Heavy Rotation Records (HRR), an established student-run record label at Berklee College of Music, is operated by musicians for musicians and expands careers by offering opportunities in all aspects of the music industry. Here are some of our tips, as business students, and also as fellow artists, on how to appeal to a record label or A&R.
1. Quality of music
Great songs make great artists. Try establishing songwriting techniques that best work for you. It is important to be creative and constantly write, record and re-write. Try to get feedback, not only from professionals, but also from unbiased listeners. Invest time and money into making sure the quality of the recording is professional. This may mean researching and acquiring new equipment or software programs and familiarizing yourself with the current sounds of your genre and the language of the industry.
2. Live Shows
When performing live, it is important to connect with your audience. Fans are developed one at a time. Whether you perform for one, or one thousand, always make sure to give 100%. Remember, the point of a gig is to give your fans a chance to experience you live, making money comes once you can pull a crowd and sell out a venue. Perform like it’s your last show every time because you never know who might be in the audience.
Identify venues that consistently book your style of music and don’t dismiss smaller venues. Understand your draw and where you would fit on a bill: are you an opener, support or headliner? Once you’ve confirmed a gig, never rely on the venue to promote the show! Utilize social media platforms and create posters or flyers to help promote each show. Send a stage plot to the venue in advance or at least have it ready when you arrive, and prepare your set list ahead of time. Be punctual to load-in and soundcheck. Stay for the other performances and support other artists on the bill. Bring your merchandise and meet with your fans to exchange contact information. Networking can happen at any moment, so also bring business cards. Be sure to meet and thank the staff, especially the booking agent and the sound team.
3. Social Media
Everything can and should be linked together, especially in the case of social media platforms. This will make it easy for your fans to follow you. It is also really important to track your insights – you can print them out, and export them as an excel spreadsheet. This helps you identify your target market. The better you understand your target market, the better you can connect with them and cultivate a following.
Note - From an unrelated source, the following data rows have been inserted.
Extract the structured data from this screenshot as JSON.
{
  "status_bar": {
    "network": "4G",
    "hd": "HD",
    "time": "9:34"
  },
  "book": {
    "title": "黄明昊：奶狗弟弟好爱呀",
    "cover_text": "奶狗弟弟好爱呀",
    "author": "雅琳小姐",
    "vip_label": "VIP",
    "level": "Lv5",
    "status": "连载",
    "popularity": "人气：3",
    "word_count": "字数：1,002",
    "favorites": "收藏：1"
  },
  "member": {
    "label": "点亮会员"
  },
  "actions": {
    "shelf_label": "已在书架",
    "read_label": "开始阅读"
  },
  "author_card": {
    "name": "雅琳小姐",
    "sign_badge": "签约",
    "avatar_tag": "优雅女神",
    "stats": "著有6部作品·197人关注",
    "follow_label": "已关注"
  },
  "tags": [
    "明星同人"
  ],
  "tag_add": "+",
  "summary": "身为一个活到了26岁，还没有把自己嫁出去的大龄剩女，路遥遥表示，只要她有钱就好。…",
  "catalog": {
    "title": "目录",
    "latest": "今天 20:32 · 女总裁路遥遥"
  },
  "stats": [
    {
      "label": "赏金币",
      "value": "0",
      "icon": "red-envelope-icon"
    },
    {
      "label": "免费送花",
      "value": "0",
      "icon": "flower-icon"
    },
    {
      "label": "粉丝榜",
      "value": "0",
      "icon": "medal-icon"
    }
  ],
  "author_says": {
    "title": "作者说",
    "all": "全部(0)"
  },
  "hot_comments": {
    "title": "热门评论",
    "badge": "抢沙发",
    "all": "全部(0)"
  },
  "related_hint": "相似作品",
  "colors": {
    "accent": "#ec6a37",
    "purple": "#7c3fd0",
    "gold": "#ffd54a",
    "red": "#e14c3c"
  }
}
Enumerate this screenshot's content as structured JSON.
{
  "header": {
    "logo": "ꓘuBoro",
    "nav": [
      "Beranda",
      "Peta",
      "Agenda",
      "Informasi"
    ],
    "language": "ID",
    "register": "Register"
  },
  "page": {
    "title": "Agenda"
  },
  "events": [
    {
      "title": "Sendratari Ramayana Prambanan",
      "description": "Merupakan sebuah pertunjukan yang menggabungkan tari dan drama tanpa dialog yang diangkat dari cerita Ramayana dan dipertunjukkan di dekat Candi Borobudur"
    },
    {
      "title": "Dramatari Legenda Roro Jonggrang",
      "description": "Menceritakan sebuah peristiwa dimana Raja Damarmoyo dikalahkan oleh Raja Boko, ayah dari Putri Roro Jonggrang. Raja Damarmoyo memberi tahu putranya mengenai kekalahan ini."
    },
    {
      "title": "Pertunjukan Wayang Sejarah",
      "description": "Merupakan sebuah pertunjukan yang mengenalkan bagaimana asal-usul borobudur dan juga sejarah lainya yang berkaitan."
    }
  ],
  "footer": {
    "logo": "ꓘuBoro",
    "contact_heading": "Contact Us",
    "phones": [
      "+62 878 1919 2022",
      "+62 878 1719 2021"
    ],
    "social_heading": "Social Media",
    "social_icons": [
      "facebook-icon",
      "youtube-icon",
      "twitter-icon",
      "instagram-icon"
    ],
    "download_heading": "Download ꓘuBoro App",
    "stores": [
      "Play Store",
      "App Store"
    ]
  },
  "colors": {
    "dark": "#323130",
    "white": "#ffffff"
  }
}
Your EPK (Electronic Press Kit) is basically your resume as an artist. It should be posted on your social media and your website. Attach a QR scanner code to your flyers and any other promotional merchandise. EPKs should always have the most updated bio, recent photos, music, and press releases.
Your website should be simple because fans and potential clients will become frustrated if they can’t easily navigate to the information they need. Important information to include is contact info, links to your social media, music samples, discography, photos, and any upcoming shows.
4. Partnerships and Sponsorships
In today’s modern music industry and with such a vast array of genres, new artists should know the value of defining themselves and their music to a specific genre, scene or cause.
Truly invest in promoting yourself before depending on other companies for support. That being said, when an artist is ready to begin a partnership, they should understand the importance of entrepreneurs and start-ups, as you are one yourself.
It is also important to remember that music companies aren’t the only sponsors to search for. Clothing, soft drink, or food companies can also provide an avenue for promotion. Local companies are also looking for exposure and can lead to a successful partnership. A partnership or sponsorship will help promote the company and the artist, leading to attention from record labels and A&R representatives.